Listrik Indonesia | Pemerintah kembali menghadapi ujian serius dalam menyeimbangkan antara ambisi investasi dan tanggung jawab perlindungan lingkungan. Inspeksi Kementerian Lingkungan Hidup dan Badan Pengendalian Lingkungan Hidup (KLH/BPLH) terhadap empat perusahaan tambang nikel di wilayah Raja Ampat, Papua Barat Daya, mengungkap sederet pelanggaran yang patut dipertanyakan bukan hanya oleh publik, tetapi juga oleh otoritas sendiri.
Dalam pengawasan yang berlangsung 26–31 Mei 2025, KLH/BPLH menyoroti praktik tambang yang berlangsung di kawasan pesisir dan pulau-pulau kecil wilayah yang menurut Undang-Undang No. 1 Tahun 2014, seharusnya mendapat perlindungan ketat dari kegiatan ekstraktif. Namun kenyataannya, praktik di lapangan menunjukkan lemahnya kontrol negara.
Dari empat perusahaan yang diawasi PT Gag Nikel (anak usaha Antam), PT Kawei Sejahtera Mining, PT Anugerah Surya Pratama (penanam modal asing asal Tiongkok), dan PT Mulia Raymond Perkasa hanya tiga yang memiliki izin penggunaan kawasan hutan. Ironisnya, seluruhnya telah mendapatkan Izin Usaha Pertambangan (IUP), yang mestinya menuntut kelengkapan izin lingkungan sebagai prasyarat mutlak.
Yang paling mencolok adalah temuan pelanggaran serius oleh PT Anugerah Surya Pratama di Pulau Manuran. Perusahaan ini beroperasi di area seluas 746 hektare tanpa pengelolaan air limbah dan tanpa sistem manajemen lingkungan. Pemerintah memang memasang plang penghentian kegiatan, namun langkah itu tampak terlambat: bagaimana mungkin perusahaan asing dapat menambang begitu luas tanpa pengawasan sebelumnya?
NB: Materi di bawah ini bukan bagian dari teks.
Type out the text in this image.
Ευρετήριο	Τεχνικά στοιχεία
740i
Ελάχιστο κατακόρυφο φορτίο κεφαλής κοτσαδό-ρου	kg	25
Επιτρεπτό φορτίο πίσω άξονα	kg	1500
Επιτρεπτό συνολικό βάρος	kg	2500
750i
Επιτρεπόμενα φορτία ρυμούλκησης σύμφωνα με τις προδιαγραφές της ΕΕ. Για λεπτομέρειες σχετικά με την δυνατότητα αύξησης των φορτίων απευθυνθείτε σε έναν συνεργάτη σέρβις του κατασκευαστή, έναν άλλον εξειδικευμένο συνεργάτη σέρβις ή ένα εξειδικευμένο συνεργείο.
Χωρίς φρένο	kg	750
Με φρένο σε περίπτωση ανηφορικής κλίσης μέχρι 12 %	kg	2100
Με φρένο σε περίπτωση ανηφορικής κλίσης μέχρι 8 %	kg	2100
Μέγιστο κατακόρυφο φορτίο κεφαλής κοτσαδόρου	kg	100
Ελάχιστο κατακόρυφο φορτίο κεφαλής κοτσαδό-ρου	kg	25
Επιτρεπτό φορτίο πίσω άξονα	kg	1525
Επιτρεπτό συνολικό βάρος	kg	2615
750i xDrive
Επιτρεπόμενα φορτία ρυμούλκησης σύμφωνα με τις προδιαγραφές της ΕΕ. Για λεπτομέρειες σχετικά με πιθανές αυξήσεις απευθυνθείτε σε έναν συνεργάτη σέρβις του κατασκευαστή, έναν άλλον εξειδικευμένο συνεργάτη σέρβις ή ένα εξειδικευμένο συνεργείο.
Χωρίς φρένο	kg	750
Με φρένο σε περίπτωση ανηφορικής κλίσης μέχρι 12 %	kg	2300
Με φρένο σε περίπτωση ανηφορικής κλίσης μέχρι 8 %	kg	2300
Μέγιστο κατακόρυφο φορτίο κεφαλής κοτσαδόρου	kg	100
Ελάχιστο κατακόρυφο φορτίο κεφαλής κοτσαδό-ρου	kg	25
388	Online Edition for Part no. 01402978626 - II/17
PT Gag Nikel, sebagai anak usaha BUMN PT Aneka Tambang Tbk (Antam), juga tidak luput dari sorotan. Perusahaan ini beroperasi di Pulau Gag dengan luas lebih dari 6.000 hektare, padahal pulau tersebut tergolong pulau kecil yang secara hukum tidak boleh dijadikan wilayah tambang. Fakta bahwa IUP dikeluarkan sejak 2017 menunjukkan ada pembiaran yang berlangsung bertahun-tahun, bahkan terhadap perusahaan milik negara.
Menteri ESDM Bahlil Lahadalia, dalam pernyataannya, mengumumkan penghentian sementara IUP PT Gag Nikel, seraya menyatakan akan meninjau langsung ke lokasi. Namun langkah ini justru menimbulkan pertanyaan: mengapa tindakan tegas baru diambil setelah tekanan publik meningkat? Jika pemerintah mengklaim telah memiliki sistem verifikasi AMDAL dan perizinan yang ketat, mengapa perusahaan seperti PT ASP bisa beroperasi tanpa pengelolaan limbah?
"Kami ingin semuanya objektif, makanya kami kirim tim untuk verifikasi lapangan," ujar Bahlil, Jumat (6/6/2025).
Namun pernyataan ini justru mengindikasikan lemahnya proses pengawasan sebelumnya karena seharusnya verifikasi dilakukan sebelum izin diberikan, bukan setelah kerusakan terlanjur terjadi.
Dalam konteks Raja Ampat yang merupakan ikon pariwisata dan kawasan konservasi kelas dunia, pembiaran terhadap pertambangan di pulau-pulau kecil merupakan bentuk ironi kebijakan.
Di satu sisi, pemerintah gencar mempromosikan ekowisata dan konservasi laut, tetapi di sisi lain memberikan ruang luas bagi industri tambang untuk masuk ke wilayah yang sama, dengan risiko ekologis jangka panjang.
Sikap pemerintah dalam urusan tambang di kawasan sensitif seperti Raja Ampat menunjukkan bahwa kepentingan ekonomi terutama yang bersumber dari komoditas nikel untuk pasar global masih menempati prioritas utama.
Padahal, kerusakan lingkungan di wilayah ini bisa berakibat permanen, merusak ekosistem yang tidak tergantikan dan menggoyahkan kepercayaan dunia terhadap komitmen hijau Indonesia.